Mas o compromisso político dos teólogos e sacerdotes se intensifica na década de sessenta do século passado, até mesmo com um cristianismo revolucionário que tem em Camilo Torres um mito quase tão arraigado como o de Che Guevara. Exemplos desse ativismo, que nem sempre acabou bem, há também na atualidade.
É o caso de Fernando Lugo (San Pedro del Paraná, 1951), que chegou à Presidência do Paraguai depois de seu triunfo eleitoral em abril de 2008. Era o candidato da Aliança Patriótica para a Mudança e conseguiu derrotar o Partido Colorado, que estava há mais de sessenta anos no poder. Assim se resumia seu programa de governo, tão logo eleito: “A partir de hoje, minha grande catedral será todo o meu país. Até agora estive em uma catedral ensinando, compartilhando, sofrendo, construindo”.
Tinha sido professor. E também foi missionário em uma das regiões mais pobres do Equador e, depois, estudante de sociologia em Roma.
O Vaticano o alçou finalmente a bispo da diocese de San Pedro. Quando renunciou ao episcopado, o Vaticano o suspendeu “a divinis”, apesar de inicialmente lhe ter dado permissão para retirar-se da vida religiosa e dedicar-se à política. A dispensa tinha sido concedida em junho de 2008 por Bento XVI. Ou seja, a Santa Sé lhe permitia retornar à condição laica, que lhe dava direito a receber os sacramentos como católico, mas com a perda de seu estado clerical.

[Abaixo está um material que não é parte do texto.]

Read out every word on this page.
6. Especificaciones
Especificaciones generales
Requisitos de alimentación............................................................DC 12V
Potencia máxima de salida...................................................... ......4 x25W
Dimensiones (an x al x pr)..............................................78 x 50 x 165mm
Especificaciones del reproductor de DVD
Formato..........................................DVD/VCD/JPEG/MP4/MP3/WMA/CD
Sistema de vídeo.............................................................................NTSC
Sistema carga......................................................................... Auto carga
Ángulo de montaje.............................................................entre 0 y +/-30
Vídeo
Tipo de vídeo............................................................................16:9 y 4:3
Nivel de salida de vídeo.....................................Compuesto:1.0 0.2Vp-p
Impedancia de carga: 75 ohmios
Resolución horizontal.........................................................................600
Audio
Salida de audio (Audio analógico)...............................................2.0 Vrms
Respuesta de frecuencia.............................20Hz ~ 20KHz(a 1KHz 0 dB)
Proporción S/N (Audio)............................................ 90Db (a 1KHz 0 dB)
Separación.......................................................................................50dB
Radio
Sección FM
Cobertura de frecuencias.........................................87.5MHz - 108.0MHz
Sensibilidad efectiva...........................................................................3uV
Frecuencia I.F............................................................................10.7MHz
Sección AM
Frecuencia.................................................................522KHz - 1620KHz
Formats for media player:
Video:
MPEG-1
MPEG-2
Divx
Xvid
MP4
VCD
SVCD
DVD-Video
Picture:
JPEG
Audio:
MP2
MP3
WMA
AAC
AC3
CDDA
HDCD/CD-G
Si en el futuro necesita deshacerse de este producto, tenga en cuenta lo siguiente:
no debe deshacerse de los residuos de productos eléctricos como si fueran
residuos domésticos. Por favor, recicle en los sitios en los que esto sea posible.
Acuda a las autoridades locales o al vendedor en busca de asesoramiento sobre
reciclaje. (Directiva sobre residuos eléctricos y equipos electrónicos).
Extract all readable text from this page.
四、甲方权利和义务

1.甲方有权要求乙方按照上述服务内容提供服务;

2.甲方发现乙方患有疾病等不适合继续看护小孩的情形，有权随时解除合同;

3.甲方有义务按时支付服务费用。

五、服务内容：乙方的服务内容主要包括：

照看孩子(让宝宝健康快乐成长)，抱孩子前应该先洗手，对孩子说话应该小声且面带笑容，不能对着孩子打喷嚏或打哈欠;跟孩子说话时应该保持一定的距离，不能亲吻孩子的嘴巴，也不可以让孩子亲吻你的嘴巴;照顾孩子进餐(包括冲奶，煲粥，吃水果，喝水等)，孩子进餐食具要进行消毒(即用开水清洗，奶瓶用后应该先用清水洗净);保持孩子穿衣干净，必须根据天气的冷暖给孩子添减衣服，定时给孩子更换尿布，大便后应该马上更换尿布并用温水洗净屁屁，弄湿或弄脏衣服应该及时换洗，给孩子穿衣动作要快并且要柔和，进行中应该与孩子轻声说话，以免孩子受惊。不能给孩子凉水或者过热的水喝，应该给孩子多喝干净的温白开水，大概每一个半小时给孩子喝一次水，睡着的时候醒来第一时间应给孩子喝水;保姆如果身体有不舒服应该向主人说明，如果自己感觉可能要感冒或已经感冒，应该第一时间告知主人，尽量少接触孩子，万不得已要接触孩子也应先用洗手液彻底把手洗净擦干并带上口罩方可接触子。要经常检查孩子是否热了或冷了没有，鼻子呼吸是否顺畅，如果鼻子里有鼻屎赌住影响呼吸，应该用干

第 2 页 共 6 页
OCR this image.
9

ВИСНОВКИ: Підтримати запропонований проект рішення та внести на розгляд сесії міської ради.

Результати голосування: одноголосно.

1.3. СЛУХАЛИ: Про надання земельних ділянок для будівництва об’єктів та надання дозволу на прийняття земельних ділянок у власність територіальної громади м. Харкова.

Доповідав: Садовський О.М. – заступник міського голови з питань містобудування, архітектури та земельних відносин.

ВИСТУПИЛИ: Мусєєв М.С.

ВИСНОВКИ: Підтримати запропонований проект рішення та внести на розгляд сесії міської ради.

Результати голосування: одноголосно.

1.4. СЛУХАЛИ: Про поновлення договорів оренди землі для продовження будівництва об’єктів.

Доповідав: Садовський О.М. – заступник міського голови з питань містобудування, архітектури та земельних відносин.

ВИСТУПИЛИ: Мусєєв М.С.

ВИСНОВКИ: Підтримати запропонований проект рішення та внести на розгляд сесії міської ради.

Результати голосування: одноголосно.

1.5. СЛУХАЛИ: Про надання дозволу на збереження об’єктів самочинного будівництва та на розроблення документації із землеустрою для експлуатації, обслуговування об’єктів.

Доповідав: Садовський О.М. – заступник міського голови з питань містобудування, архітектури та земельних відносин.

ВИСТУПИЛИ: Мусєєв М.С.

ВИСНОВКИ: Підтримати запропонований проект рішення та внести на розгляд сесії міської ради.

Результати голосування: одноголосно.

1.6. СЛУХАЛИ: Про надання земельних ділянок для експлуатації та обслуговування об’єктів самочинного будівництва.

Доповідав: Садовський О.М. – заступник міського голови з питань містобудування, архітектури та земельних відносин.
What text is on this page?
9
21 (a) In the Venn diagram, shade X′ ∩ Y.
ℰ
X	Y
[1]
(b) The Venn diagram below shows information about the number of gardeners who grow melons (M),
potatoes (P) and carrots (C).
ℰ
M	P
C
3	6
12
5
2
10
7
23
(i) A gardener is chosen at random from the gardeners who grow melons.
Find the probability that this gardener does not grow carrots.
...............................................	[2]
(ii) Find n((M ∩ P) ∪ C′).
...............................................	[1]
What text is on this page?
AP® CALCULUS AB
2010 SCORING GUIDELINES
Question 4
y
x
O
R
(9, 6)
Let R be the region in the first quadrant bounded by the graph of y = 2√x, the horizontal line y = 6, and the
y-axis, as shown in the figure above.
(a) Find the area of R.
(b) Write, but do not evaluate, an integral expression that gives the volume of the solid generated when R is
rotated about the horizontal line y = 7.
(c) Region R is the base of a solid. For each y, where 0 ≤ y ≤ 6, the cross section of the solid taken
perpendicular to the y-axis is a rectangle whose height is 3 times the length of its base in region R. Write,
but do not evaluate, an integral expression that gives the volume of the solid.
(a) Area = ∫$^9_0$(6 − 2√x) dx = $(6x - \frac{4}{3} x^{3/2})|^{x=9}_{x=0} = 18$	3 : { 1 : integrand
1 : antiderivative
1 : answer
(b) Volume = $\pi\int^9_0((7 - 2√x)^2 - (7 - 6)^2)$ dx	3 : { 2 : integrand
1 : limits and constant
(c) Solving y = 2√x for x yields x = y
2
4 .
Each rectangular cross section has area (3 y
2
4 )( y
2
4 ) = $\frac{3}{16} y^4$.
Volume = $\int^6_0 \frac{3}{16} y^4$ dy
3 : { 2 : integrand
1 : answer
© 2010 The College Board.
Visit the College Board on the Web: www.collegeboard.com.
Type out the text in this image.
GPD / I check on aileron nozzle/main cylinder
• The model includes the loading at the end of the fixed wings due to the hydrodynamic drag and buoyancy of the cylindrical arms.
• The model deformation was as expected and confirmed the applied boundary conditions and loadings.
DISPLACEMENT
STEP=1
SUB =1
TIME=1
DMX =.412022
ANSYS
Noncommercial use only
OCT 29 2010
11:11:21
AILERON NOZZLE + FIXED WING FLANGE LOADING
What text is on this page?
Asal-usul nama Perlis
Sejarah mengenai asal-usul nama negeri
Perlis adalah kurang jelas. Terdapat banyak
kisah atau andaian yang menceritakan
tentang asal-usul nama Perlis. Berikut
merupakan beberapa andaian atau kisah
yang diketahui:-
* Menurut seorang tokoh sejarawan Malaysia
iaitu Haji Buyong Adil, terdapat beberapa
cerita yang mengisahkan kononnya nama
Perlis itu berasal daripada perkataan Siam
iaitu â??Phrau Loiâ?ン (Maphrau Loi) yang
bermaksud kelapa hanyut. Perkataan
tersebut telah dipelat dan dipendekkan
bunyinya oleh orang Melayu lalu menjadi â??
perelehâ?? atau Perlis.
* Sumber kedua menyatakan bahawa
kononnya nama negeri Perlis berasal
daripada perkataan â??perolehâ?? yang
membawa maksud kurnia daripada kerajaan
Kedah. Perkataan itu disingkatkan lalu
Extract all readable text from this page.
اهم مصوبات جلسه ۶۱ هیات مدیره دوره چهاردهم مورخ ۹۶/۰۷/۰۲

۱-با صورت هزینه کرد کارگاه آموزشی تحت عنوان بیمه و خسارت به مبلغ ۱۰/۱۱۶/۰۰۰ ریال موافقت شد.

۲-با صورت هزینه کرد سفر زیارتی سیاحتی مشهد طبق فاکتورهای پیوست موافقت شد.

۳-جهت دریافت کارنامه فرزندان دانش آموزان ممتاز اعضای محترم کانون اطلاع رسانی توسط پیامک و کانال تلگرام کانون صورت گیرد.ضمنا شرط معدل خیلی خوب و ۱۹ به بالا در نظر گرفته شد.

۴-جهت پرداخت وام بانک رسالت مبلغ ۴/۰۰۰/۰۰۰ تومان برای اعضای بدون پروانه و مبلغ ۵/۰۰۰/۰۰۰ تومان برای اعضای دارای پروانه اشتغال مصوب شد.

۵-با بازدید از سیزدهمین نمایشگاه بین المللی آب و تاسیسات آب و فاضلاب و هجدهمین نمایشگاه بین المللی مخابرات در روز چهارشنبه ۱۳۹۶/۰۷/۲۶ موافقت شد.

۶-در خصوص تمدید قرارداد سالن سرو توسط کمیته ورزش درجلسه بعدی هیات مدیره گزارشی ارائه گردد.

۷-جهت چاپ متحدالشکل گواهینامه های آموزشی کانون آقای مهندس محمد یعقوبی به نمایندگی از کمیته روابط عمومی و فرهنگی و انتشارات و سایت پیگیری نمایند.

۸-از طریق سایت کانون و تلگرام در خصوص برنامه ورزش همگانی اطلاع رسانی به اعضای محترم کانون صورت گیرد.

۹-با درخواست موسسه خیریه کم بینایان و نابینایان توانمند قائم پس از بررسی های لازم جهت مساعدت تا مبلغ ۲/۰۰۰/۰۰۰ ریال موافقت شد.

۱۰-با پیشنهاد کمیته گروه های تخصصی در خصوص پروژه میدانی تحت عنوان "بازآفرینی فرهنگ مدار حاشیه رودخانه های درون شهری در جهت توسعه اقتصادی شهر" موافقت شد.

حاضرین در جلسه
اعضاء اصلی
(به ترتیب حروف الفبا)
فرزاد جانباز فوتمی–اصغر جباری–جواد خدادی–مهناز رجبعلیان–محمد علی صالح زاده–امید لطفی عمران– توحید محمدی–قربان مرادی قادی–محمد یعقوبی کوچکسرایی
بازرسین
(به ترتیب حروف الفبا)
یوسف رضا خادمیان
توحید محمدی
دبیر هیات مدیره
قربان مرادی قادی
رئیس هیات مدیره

Então se comunicou, além disso, que se Lugo, desalojado já da presidência depois de um polêmico processo, voltasse a pedir sua incorporação à Igreja católica como bispo, o caso seria “analisado pela Santa Sé”.
Outro caso de compromisso político, também muito polêmico, foi protagonizado pelo salesiano haitiano Jean Bertrand d’Aristide, também em sintonia com a Teologia da Libertação. Sacerdote em uma paróquia pobre de Porto Príncipe tinha participado ativamente na derrubada da ditadura de Duvalier e, em dezembro de 1990, foi eleito presidente do Haiti com 67% dos votos.
Entre suas prioridades estavam a erradicação da pobreza e a dignificação dos setores populares com os quais estava comprometido desde a época de sacerdote. Foi derrubado por um golpe militar e posteriormente reabilitado. Pouco a pouco mudou de estilo de vida e se distanciou das opções libertadoras do começo.